1

I am trying to run my Keras code as model parallelism. I have been looking into the net about it and I found guidance from Tensorflow, or here but they didn't work. And I get this error all the time:

2022-08-02 09:43:51.638045: I tensorflow/core/platform/cpu_feature_guard.cc:152] This TensorFlow binary is optimized with oneAPI Deep Neural Network Library (oneDNN) to use the following CPU instructions in performance-critical operations:  SSE3 SSE4.1 SSE4.2 AVX
To enable them in other operations, rebuild TensorFlow with the appropriate compiler flags.
2022-08-02 09:43:51.861293: F tensorflow/core/platform/statusor.cc:33] Attempting to fetch value instead of handling error INTERNAL: failed initializing StreamExecutor for CUDA device ordinal 0: INTERNAL: failed call to cuDevicePrimaryCtxRetain: CUDA_ERROR_OUT_OF_MEMORY: out of memory; total memory reported: 42505273344
Aborted (core dumped)

Could somebody explain to me what is the problem, and how I have to solve it?

Thank you

More explanation: I want to divide my model and each GPU runs a part of the model to avoid the memory problem.

The code:

def model():
  input_low = tf.keras.layers.Input((None,None) + (3,))
  input_med = tf.keras.layers.Input((None,None) + (3,))
  input_high = tf.keras.layers.Input((None,None) + (3,))

  #segmentation stage
  seg_low = seg(input_low,'seg_low')
  expand_seg_low = expanding_layer(seg_low)

  seg_med = seg(input_low,'seg_med')
  expand_seg_med = expanding_layer(seg_med)

  seg_high = seg(input_high,'seg_high')
  expand_seg_high = expanding_layer(seg_high)

  inps = [input_low,input_high,input_med]
  segs = [expand_seg_low,expand_seg_med,expand_seg_high]

  final_out = refinement(inps,segs)

  model = tf.keras.Model(inputs=[input_low,input_med,input_high],outputs=[seg_low,seg_high,final_out])
  model.compile(optimizer=keras.optimizers.Adam(learning_rate = 0.001),
              loss=['binary_crossentropy',
                    'binary_crossentropy',
                    'mse'],
              metrics=['accuracy'])
# tf.keras.utils.plot_model(model,to_file="model.png",show_shapes=True)
  return(model)
  • It clearly says, your GPU is out of memory.

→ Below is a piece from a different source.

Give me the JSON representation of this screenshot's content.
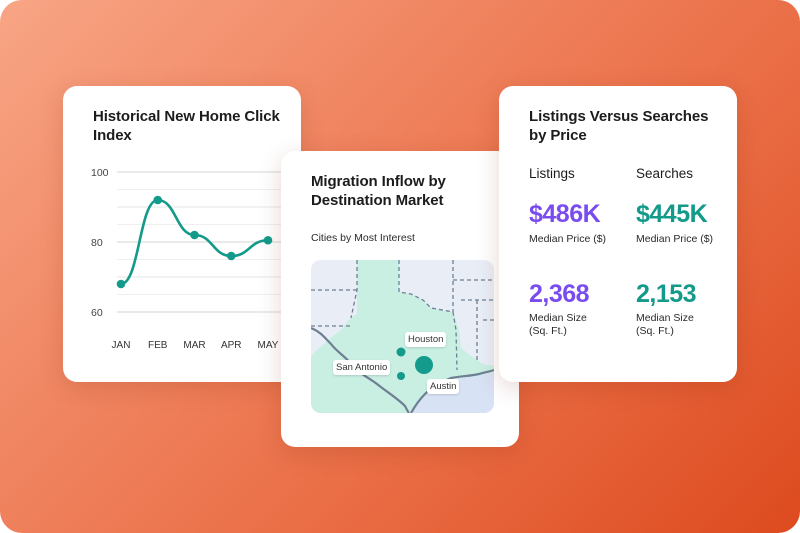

Reduce the batch size. – Zabir Al Nazi Aug 02 '22 at 09:55
  • @ZabirAlNazi Thank you but I am actually using three GPUs and batch size 2 but the model is deep. That is why I am trying to use model parallelism. – Ali Reza Omrani Aug 02 '22 at 10:04
  • Can you add a [minimal reproducible example](https://stackoverflow.com/help/minimal-reproducible-example)? Without any code is not easy to help you. – ClaudiaR Aug 02 '22 at 10:14
  • @claudia I just added a brief explanation and a code of my model, I don't know if you meant something like this or not. – Ali Reza Omrani Aug 02 '22 at 10:36

0 Answers0